Al cabo de media hora de que se divisara la sudadera blanca de Phillips, había equipos de rescate en el lugar: un médico y un grupo de personal de emergencias local fueron trasladados en avión para ayudar a los sobrevivientes.

Pero a medida que las condiciones climáticas se deterioraban, se consideró demasiado peligroso sacar a las víctimas esa noche, y el rescate a gran escala no comenzó hasta la mañana siguiente.

Phillips tenía múltiples lesiones en el lado izquierdo, incluido un tobillo roto que requirió 13 cirugías, además de lesiones en el hombro, la muñeca y la nariz.

Derechos de autor de la imagen Family photo
Image caption Willy Phillips permaneció hospitalizado durante 10 días en Alaska antes de ser trasladado a Washington.

El accidente fue noticia de portada en todo Estados Unidos.

Uno de los políticos con más años de servicio en Estados Unidos, el senador Ted Stevens, había muerto. Llegaron declaraciones en recuerdo del fallecido senador, incluso del presidente Barack Obama, quien dijo: "Michelle y yo extendemos nuestras condolencias a toda la familia Stevens y a las familias de quienes murieron junto al senador Stevens en este terrible accidente".

Para Phillips y su familia, la cobertura mediática hacía aún más difícil la recuperación.

"Las cosas se complicaban cuando había periodistas que aparecían en la entrada o que llamaban a la puerta. Cada vez que mi madre iba al supermercado era abordada por alguien.
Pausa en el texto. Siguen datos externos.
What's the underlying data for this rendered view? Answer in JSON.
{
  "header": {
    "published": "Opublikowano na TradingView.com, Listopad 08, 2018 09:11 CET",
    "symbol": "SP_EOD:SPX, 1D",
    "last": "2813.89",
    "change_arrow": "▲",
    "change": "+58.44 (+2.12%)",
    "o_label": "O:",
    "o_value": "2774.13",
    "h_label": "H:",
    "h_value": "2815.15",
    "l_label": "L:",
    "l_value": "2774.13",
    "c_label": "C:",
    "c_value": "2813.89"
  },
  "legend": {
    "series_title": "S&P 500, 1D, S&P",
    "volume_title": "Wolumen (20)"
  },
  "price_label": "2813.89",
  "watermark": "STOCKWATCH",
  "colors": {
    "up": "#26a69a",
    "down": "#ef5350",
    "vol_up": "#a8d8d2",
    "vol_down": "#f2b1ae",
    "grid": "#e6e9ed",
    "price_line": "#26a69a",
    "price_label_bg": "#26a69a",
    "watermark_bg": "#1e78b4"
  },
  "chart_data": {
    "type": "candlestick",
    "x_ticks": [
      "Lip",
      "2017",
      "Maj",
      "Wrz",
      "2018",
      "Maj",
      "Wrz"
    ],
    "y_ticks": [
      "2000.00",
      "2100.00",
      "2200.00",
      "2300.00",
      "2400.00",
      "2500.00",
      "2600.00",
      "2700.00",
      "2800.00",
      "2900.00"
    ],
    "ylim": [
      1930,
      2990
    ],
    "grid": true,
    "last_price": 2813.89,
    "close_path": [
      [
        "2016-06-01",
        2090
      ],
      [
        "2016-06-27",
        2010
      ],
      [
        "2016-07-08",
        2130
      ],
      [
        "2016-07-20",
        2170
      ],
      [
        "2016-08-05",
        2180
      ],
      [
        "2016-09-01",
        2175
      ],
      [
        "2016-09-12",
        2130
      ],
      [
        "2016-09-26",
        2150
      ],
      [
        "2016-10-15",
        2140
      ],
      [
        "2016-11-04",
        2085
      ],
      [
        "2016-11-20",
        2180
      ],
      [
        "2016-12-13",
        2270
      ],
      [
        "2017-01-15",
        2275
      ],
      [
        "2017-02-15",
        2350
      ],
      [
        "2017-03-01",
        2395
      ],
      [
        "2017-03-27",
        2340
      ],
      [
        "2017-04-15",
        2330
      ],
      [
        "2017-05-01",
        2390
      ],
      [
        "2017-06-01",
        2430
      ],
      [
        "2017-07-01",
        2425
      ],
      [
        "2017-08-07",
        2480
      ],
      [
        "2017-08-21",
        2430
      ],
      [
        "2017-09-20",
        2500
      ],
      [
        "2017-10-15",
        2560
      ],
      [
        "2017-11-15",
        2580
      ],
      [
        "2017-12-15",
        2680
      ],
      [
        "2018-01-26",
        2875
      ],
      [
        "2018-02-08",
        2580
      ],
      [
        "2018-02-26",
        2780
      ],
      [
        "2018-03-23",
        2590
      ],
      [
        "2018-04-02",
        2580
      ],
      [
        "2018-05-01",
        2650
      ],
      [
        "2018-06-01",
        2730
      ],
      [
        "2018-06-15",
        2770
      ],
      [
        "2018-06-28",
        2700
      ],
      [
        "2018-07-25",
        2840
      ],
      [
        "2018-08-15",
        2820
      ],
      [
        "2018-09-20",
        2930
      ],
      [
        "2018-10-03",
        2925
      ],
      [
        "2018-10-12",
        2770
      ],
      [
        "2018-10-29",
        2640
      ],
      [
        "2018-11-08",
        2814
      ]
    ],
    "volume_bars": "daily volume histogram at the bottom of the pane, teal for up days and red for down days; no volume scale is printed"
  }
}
Fueron años en los que alguien trataba de obtener una historia".

"Ansiedad paralizante"

Han pasado casi nueve años desde el accidente.

"Es una de esas cosas que tenía que sucederle a alguien, me sucedió a mí. Obviamente fue algo desafortunado, pero me expuso a tantas cosas de la vida que cambió mi apreciación de la misma... Todos los días, cuando me despierto, creo que esto es infinitamente mejor que despertarse en la ladera de una montaña, por lo que probablemente será un buen día".

Actualmente, Phillips está estudiando ciencias ambientales y, en particular, el agua.

"Solía ​​tener esta ansiedad paralizante cada vez que llovía porque eso era lo último que recordaba. Lo último que recordaba antes de despertarme en la montaña era ver la lluvia a un lado de esa ventana y durante años me asustó muchísimo. Llovía, y sentía la lluvia y una especie de colapso".

Dice que desde entonces tomó la lluvia, a la que bautizó como su mayor debilidad, como su mayor fuente de motivación.

"Tal vez pienso en mi papá cuando hago esas cosas. Aprendo de él todos los días. Pienso en cómo mis acciones y expresiones están influenciadas por él y creo me parezco bastante".

"Alaska y el medio ambiente eran cosas que él apreciaba y definitivamente me lo transmitió. Probablemente eso es parte de la razón por la que estoy tan involucrado en lo que estudio".